After talking about idempotency, I thought I’d share another good follow-up question:

“What happens if your service crashes in the middle of a request?”

Let’s say:

  • transfer record inserted ✅
  • ledger update started ❌
  • database connection drops
  • service dies

Now you have partial data.

And in payment systems, partial success is usually worse than failure.

What if your service crashes in the middle of a request?


The first answer most people give #

👉 Use database transactions (ACID).

Yes — that’s correct. And it’s the first layer.

Wrap related operations inside a transaction so either everything commits or everything rolls back.
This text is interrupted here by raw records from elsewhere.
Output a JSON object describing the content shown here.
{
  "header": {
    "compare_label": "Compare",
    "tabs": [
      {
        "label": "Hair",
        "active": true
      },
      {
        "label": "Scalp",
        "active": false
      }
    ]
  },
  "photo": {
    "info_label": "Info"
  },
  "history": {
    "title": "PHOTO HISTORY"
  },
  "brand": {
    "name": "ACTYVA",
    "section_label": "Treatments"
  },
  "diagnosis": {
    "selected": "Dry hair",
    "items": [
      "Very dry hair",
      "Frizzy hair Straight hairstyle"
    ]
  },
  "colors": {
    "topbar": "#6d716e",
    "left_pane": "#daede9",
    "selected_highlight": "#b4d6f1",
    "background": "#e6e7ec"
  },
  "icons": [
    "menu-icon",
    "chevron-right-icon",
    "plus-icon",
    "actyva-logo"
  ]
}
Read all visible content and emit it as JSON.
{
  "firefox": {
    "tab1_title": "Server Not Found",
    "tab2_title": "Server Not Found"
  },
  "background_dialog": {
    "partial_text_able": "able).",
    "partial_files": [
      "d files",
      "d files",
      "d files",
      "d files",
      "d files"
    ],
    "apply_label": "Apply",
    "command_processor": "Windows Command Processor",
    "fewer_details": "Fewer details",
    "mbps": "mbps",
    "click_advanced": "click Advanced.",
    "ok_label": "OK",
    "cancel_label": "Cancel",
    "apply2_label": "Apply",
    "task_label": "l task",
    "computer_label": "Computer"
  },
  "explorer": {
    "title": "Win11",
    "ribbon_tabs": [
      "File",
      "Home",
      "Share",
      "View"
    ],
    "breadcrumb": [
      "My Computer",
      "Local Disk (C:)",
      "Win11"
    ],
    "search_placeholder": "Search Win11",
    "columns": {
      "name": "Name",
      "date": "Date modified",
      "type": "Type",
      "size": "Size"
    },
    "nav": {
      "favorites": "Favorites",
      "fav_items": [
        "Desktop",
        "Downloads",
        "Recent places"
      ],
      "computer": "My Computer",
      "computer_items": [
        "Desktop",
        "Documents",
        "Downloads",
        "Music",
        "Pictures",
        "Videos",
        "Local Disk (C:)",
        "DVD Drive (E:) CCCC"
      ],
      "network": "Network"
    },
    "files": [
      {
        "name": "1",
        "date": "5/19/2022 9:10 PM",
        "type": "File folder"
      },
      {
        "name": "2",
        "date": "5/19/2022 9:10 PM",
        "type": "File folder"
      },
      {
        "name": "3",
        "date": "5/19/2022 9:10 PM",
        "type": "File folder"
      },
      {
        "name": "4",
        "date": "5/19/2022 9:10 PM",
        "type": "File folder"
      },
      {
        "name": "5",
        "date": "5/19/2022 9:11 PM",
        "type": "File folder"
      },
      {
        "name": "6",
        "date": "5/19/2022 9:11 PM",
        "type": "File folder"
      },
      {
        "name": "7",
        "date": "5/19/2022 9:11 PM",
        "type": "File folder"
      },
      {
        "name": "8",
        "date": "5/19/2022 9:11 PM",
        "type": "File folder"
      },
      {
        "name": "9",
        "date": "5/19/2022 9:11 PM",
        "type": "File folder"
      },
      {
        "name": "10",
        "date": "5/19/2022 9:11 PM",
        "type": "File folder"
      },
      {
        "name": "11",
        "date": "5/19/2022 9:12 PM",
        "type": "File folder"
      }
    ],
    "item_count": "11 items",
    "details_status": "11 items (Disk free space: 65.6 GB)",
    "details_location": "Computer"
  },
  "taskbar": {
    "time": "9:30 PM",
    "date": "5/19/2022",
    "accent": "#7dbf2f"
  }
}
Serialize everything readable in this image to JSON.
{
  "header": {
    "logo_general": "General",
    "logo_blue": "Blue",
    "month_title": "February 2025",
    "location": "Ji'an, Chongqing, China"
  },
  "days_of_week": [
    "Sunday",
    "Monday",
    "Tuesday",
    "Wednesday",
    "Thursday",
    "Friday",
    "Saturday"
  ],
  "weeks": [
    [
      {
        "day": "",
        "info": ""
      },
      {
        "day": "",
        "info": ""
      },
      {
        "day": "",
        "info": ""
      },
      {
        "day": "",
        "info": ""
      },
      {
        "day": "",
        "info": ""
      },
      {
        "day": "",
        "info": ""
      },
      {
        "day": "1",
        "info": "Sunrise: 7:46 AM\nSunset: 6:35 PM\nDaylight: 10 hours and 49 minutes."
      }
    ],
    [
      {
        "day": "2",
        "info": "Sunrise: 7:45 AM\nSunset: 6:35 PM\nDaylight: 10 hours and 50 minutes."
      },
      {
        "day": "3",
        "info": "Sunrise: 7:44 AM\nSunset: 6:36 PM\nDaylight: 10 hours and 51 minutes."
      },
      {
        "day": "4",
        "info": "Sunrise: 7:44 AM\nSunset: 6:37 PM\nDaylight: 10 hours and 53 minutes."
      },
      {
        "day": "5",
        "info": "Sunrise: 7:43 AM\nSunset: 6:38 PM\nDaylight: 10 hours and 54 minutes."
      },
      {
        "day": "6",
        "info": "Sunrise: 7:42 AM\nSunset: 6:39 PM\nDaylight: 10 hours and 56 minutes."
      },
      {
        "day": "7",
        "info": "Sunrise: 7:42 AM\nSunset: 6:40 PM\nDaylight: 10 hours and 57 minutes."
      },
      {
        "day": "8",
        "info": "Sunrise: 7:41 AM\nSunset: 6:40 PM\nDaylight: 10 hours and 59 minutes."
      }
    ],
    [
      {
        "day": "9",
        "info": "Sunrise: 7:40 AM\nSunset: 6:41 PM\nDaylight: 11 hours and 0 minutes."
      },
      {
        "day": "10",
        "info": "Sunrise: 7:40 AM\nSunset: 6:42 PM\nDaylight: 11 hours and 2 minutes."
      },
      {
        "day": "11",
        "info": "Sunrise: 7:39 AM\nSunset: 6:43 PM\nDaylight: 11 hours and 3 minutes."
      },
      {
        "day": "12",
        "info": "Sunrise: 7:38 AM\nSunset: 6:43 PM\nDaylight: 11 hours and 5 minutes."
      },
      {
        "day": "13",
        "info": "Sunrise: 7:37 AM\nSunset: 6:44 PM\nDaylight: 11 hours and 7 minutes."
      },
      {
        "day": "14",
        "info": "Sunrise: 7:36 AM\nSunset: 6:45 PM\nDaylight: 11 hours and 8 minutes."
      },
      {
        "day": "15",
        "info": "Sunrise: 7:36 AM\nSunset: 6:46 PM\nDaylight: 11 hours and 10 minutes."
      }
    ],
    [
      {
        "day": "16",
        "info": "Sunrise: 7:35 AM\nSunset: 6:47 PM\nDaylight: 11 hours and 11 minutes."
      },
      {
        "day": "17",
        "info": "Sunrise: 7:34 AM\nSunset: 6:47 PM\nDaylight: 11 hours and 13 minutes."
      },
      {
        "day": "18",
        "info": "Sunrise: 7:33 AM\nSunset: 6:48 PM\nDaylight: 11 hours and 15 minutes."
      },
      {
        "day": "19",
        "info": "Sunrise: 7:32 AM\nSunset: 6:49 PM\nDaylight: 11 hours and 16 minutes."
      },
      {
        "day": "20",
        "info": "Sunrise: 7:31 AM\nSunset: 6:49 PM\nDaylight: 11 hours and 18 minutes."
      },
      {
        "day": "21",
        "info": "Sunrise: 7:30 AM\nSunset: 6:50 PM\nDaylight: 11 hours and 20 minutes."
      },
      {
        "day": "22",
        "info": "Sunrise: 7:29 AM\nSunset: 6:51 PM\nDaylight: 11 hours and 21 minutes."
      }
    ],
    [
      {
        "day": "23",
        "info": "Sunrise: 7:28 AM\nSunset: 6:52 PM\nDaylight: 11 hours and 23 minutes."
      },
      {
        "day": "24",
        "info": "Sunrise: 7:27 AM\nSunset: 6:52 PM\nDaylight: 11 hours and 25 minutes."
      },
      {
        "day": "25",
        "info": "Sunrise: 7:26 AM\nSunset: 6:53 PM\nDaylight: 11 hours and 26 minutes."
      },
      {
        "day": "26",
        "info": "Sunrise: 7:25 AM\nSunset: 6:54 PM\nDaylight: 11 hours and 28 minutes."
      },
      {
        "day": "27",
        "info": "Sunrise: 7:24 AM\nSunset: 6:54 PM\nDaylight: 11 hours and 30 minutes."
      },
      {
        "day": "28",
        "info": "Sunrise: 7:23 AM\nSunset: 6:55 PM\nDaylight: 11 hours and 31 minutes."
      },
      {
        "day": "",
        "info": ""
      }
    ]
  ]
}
No partial writes, no inconsistent state.

But real systems taught me something important:

Durability isn’t only an application problem.


The layer most people miss #

Even if your code is perfect, databases can still fail:

  • primary node crashes
  • network partitions happen
  • infrastructure restarts unexpectedly

That’s why production systems rely heavily on database failover.

Postgres High Availability setups — EnterpriseDB (which I’ve personally used to build a local cloud database environment), Patroni, and others — or managed services like AWS RDS Multi-AZ can promote a replica to primary within milliseconds.

From the service perspective, the database almost never truly “goes down”.


Reliable systems are layered #

Reliable systems usually come from multiple layers working together:

  • Idempotency → retries are safe
  • Transactions → no partial writes
  • Database failover → infrastructure survives failure

You don’t build systems assuming things won’t fail. You build systems assuming they definitely will.